此时已是黄昏,门开时,将散的晚霞光彩映入门内,将白布都染上昏黄的颜色。
晚风吹入, 缓缓地拂动灵幡。
韩悯这才看见, 偏殿的左侧是一片荒芜似的焦黑。
傅询问“你兄长跟你说过吗”
韩悯思忖了一会儿, 最终摇摇头。
“韩家抄家时, 你在牢里, 先皇依着傅筌的意思,把你兄长召进宫中,给我兄长祈福。”
“深夜殿中走水,宫人不曾察觉,后来傅筌拦着不让救火,你兄长就抱着我兄长的灵牌,躲到供案下。”
“最后东风散雨,火光退去。”
原来是这件事。
韩悯道“兄长没跟我提过,但是杨公公跟我说起过。”
原来就是在这里。
傅询又道“烧了左侧的宫殿,先皇只让他们将外墙砌起来,说里边是兄长显灵的痕迹,就没让他们动。”
先皇仿佛是个很复杂的人。
于傅临,他是个好父亲。虽然位高权重,但是于嫡长子,却不曾有过帝王家常有的猜忌与怀疑。
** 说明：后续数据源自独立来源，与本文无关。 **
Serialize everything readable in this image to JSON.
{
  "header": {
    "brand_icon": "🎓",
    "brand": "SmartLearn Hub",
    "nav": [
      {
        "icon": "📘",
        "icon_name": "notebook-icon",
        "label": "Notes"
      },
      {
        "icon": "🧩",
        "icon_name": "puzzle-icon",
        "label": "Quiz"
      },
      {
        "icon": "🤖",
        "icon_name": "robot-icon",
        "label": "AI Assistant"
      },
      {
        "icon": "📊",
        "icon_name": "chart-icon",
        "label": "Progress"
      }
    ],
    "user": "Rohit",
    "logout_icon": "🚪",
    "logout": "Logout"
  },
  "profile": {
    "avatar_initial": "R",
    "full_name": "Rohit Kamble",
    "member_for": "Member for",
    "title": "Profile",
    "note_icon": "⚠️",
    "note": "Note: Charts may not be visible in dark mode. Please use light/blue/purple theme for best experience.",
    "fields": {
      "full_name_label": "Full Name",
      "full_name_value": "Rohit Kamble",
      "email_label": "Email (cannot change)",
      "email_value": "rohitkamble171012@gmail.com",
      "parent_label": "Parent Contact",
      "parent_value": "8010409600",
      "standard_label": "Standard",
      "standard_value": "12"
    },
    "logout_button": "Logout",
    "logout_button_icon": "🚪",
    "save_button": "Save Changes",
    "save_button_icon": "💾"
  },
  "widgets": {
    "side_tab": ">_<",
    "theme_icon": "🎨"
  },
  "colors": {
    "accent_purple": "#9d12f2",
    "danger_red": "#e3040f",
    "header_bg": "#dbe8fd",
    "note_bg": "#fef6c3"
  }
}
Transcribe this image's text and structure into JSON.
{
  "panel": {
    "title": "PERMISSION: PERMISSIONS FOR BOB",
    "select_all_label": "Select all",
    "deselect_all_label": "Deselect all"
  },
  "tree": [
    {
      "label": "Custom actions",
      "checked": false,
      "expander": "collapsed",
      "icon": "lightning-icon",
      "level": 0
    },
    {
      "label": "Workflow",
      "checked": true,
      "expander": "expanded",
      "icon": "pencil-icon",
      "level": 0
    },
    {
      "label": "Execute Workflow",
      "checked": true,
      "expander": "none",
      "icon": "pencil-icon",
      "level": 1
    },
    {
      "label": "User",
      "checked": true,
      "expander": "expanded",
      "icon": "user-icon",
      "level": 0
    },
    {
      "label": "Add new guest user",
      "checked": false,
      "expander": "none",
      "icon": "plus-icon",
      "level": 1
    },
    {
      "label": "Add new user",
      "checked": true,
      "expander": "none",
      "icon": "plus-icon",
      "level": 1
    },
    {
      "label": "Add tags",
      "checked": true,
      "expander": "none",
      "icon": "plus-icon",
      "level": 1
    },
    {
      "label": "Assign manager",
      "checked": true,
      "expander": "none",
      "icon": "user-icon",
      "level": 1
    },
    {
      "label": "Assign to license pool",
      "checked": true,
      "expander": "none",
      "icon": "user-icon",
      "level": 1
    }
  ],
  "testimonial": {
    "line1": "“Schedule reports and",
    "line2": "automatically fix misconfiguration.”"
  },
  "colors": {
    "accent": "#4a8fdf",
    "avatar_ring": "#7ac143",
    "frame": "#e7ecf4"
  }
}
对其他儿子,不做储君培养,只是让各宫妃子教养,偶有宽厚慈爱的时候。小时候韩悯与五王爷傅让在一块玩儿,见过他两面,不过是寻常严父的模样。
或许是在宫廷漫长的生活中渐感无趣,他便将大部分的精神寄托放在嫡长子身上。
给大齐留下一个合格的统治者,消磨了他大半生的时光。
可是傅临去世了,就好像孩童耗费一个下午,搭建得高高的积木塔一样倒塌了。
先皇也不知道自己究竟剩下了些什么。
所以他怨恨一切相关联的人与事。
倘若没有恭王挑唆,韩家依旧会遭此一劫,根源就在先皇。
韩悯也一直恨他。
他试图培养一个合格的储君,却忘了把自己也变成一个合格的君王。
不过就算韩悯记恨他,也很少在傅询面前表现出来。
毕竟是傅询的生身父亲。
可是今日,韩悯抿了抿唇角,壮着胆子道“可先太子不是因为先皇才显灵的,是因为我兄长。”
“是。”
傅询从案上拿起香烛,点燃之后,分了三支给他。
“他要你兄长平安喜乐,长命百岁。”
白烟淡淡,韩悯接过三支香烛,随傅询在先太子的牌位前揖了三下。
从明堂殿出来时,天色已暗,韩悯思忖半晌,终是问道“下回我兄长回来,能让他也过来祭拜吗”
傅询颔首“自然。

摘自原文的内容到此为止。